Сокол, № 1, 1991
Шрифт:
На площадке «Дворецстроя» все было, как всегда. Сезонники, набежавшие на работенку со всех губерний, железными клиньями, кирками да ломами долбили на куски огромные, оставшиеся после взрыва каменные глыбы, грузили обломки в кузовы грузовиков, на трамвайные платформы, отчаянно матерились. «Где пребывала Богоматерь, теперь я слышу в бога-мать», — вспомнил Климов чью-то едкую реплику, которых много слышалось тут, возле заборов, особенно первое время, когда к порушенному Храму люди собирались огромными толпами. Чтобы поглазеть да лишний раз выругать тех, кто это содеял. А поскольку под горячую руку попадались те же сезонники, то им все и доставалось. Рабочие отмалчивались отругивались, а то принимались громко хвалить «совецку власть, дающую работу простому человеку».

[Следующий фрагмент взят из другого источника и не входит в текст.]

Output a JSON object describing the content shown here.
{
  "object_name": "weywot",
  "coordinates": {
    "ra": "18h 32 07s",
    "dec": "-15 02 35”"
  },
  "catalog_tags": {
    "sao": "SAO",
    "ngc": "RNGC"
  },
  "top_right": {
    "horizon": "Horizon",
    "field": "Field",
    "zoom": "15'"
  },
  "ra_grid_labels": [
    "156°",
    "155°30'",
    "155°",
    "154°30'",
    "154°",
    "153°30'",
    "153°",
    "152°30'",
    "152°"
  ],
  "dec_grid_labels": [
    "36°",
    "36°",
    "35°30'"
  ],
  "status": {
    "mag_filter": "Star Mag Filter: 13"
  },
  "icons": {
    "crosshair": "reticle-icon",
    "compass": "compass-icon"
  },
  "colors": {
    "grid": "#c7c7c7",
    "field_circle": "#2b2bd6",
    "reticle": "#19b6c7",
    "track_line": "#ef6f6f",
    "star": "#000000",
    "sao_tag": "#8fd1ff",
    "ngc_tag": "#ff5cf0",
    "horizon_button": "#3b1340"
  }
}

Последнее время толпы поубавились:
У Климова было в запасе свободное время, он не стал заходить на охраняемую территорию, а обошел высокий забор справа и скоро оказался на берегу реки. По реке шлепал старый буксир, тянул баржу, на мостках бабы полоскали белье, рядом паслись козы, купались мальчишки. Все было, как всегда, и никаких подозрительных личностей поблизости не наблюдалось.
Забор тянулся вдоль набережной, затем уходил влево по Всехсвятскому переулку. Плотный забор, ни щелочки. Но мальчишки все же наковыряли дырок, приникали к ним и застывали в неподвижности. Климов отгонял мальчишек, удивляясь их неистовому любопытству: что там можно высмотреть? Не было бы забора, никто бы и не посмотрел, а отгородили — и всякому стало интересно. Отгоняя мальчишек, он сам наклонялся к дыркам, пытаясь понять, что там, за забором, можно высмотреть. Уже почти вышел на Волхонку, когда, глянув в очередной раз, заприметил среди щебня какое-то кольцо. В этом месте уже проглядывала цокольная часть, и кольцо на ровной площадке, почему-то не отброшенное вместе со щебнем, заинтересовало.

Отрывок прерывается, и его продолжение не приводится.